What makes you say that? It's well known that the addictive patterns in these apps trigger dopamine the same way drugs do. In a sense, dopamine is the "chemical substance" central to the addiction. Heroine and algorithms are just different ways to get it.

https://med.stanford.edu/news/insights/2021/10/addictive-pot...

2 comments

Everything you do “triggers dopamine”. Reading HN triggers dopamine. Eating breakfast triggers dopamine. Dopamine is also important for movement and many other things.

This is a lame reduction of brain chemistry that has been used to push agendas. Dopamine is not equivalent do addiction.

> Dopamine is not equivalent do addiction.

What about porn, sex, and gambling addiction, which are all un-boosted dopamine addictions?

> calls it a lame reduction of brain chemistry

> posts a lame reduction of the argument

Argument was literally that “social media triggers dopamine” which was supposed to imply something else.

Stop trying to say “dopamine” when you really mean to refer to a behavioral problem.

> Argument was literally that “social media triggers dopamine”

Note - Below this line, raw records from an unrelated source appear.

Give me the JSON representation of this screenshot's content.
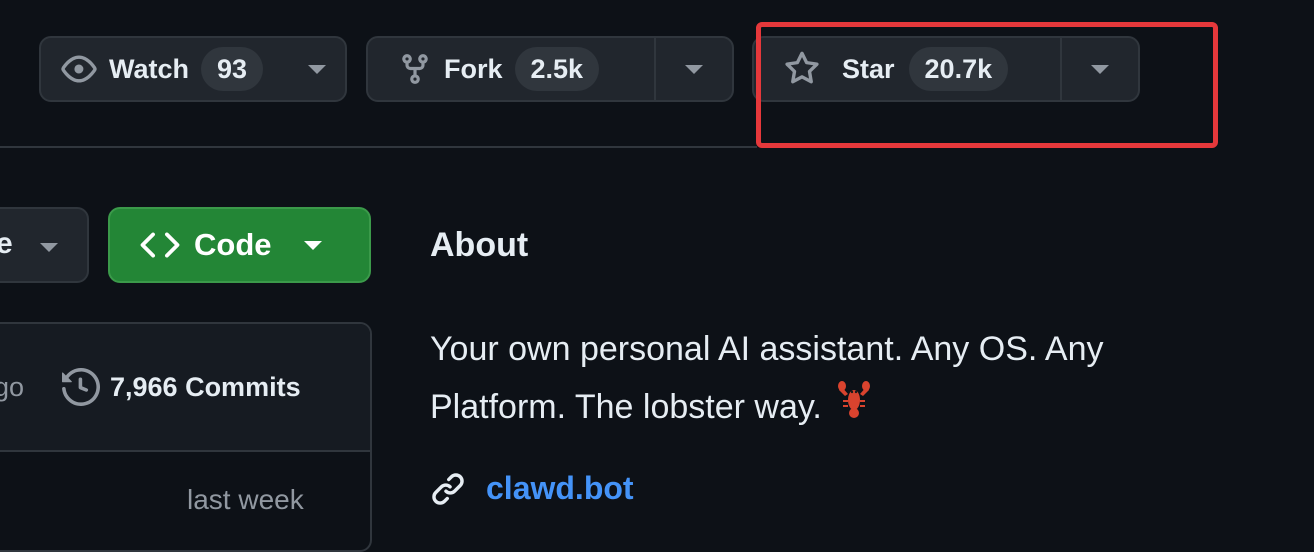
{
  "header": {
    "watch": {
      "label": "Watch",
      "count": "93"
    },
    "fork": {
      "label": "Fork",
      "count": "2.5k"
    },
    "star": {
      "label": "Star",
      "count": "20.7k"
    }
  },
  "toolbar": {
    "branch_label_fragment": "e",
    "code_label": "Code"
  },
  "commits_panel": {
    "time_fragment": "go",
    "commits_label": "7,966 Commits",
    "row_time": "last week"
  },
  "about": {
    "title": "About",
    "description": "Your own personal AI assistant. Any OS. Any Platform. The lobster way.",
    "website": "clawd.bot"
  },
  "colors": {
    "background": "#0d1117",
    "button_bg": "#21262d",
    "border": "#30363d",
    "code_green": "#238636",
    "link_blue": "#4493f8",
    "highlight_red": "#e5383b"
  },
  "icons": [
    "eye-icon",
    "fork-icon",
    "star-icon",
    "code-icon",
    "history-icon",
    "link-icon",
    "lobster-emoji"
  ]
}
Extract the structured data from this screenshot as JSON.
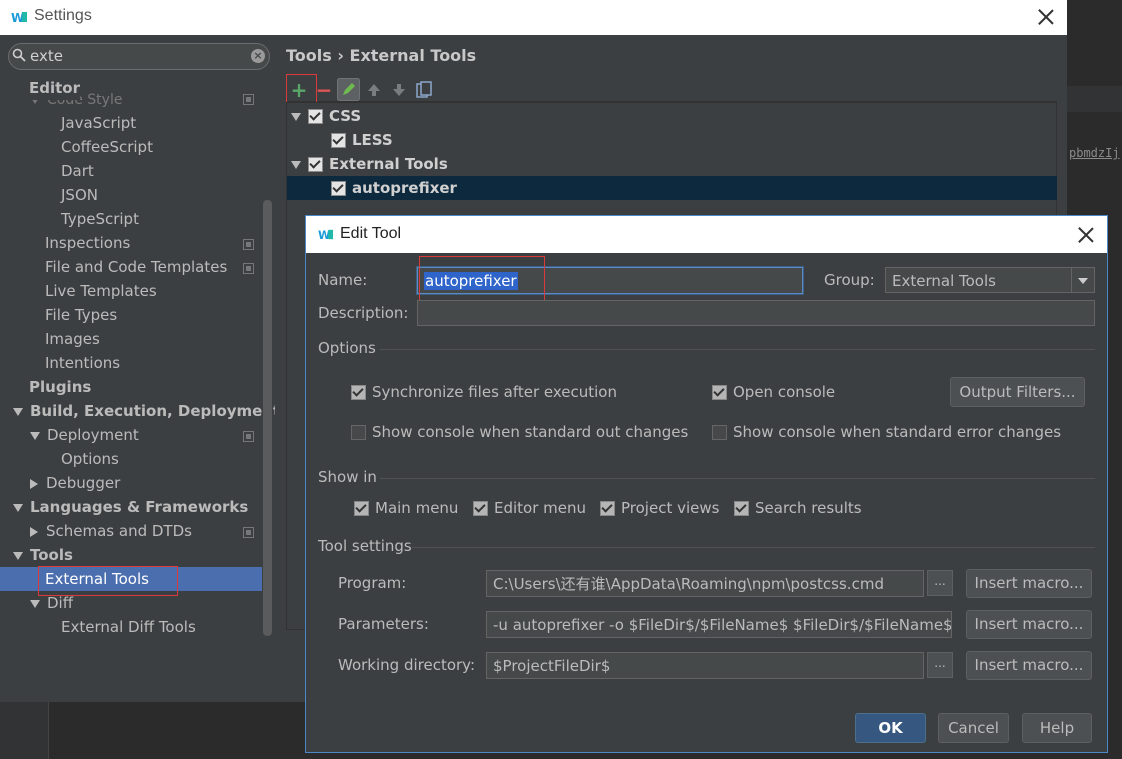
{
  "settings_window": {
    "title": "Settings",
    "search": {
      "value": "exte"
    },
    "breadcrumb": "Tools › External Tools",
    "tree": {
      "editor": "Editor",
      "code_style": "Code Style",
      "javascript": "JavaScript",
      "coffeescript": "CoffeeScript",
      "dart": "Dart",
      "json": "JSON",
      "typescript": "TypeScript",
      "inspections": "Inspections",
      "file_code_templates": "File and Code Templates",
      "live_templates": "Live Templates",
      "file_types": "File Types",
      "images": "Images",
      "intentions": "Intentions",
      "plugins": "Plugins",
      "build": "Build, Execution, Deployment",
      "deployment": "Deployment",
      "options": "Options",
      "debugger": "Debugger",
      "languages": "Languages & Frameworks",
      "schemas": "Schemas and DTDs",
      "tools": "Tools",
      "external_tools": "External Tools",
      "diff": "Diff",
      "external_diff_tools": "External Diff Tools"
    },
    "toolbar": {
      "add": "+",
      "remove": "−"
    },
    "tools_tree": {
      "css": "CSS",
      "less": "LESS",
      "external_tools": "External Tools",
      "autoprefixer": "autoprefixer"
    },
    "background_text": "pbmdzIj"
  },
  "edit_tool": {
    "title": "Edit Tool",
    "name_label": "Name:",
    "name_value": "autoprefixer",
    "group_label": "Group:",
    "group_value": "External Tools",
    "description_label": "Description:",
    "description_value": "",
    "options_header": "Options",
    "sync_files": "Synchronize files after execution",
    "open_console": "Open console",
    "output_filters": "Output Filters...",
    "show_console_out": "Show console when standard out changes",
    "show_console_err": "Show console when standard error changes",
    "show_in_header": "Show in",
    "main_menu": "Main menu",
    "editor_menu": "Editor menu",
    "project_views": "Project views",
    "search_results": "Search results",
    "tool_settings_header": "Tool settings",
    "program_label": "Program:",
    "program_value": "C:\\Users\\还有谁\\AppData\\Roaming\\npm\\postcss.cmd",
    "parameters_label": "Parameters:",
    "parameters_value": "-u autoprefixer -o $FileDir$/$FileName$  $FileDir$/$FileName$",
    "working_dir_label": "Working directory:",
    "working_dir_value": "$ProjectFileDir$",
    "insert_macro": "Insert macro...",
    "dots": "...",
    "ok": "OK",
    "cancel": "Cancel",
    "help": "Help"
  }
}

It wasn't though? They said

> the addictive patterns in these apps trigger dopamine the same way drugs do

(emphasis mine)

It's well known, but I'm not convinced it's true. Dopamine levels are measurable by blood test, and some drug abuse studies perform that measurement. Why does the literature on social media and dopamine exclusively talk in vague and general terms, rather than pointing to specific studies where researchers measured dopamine before and after 30 minutes of TikTok scrolling?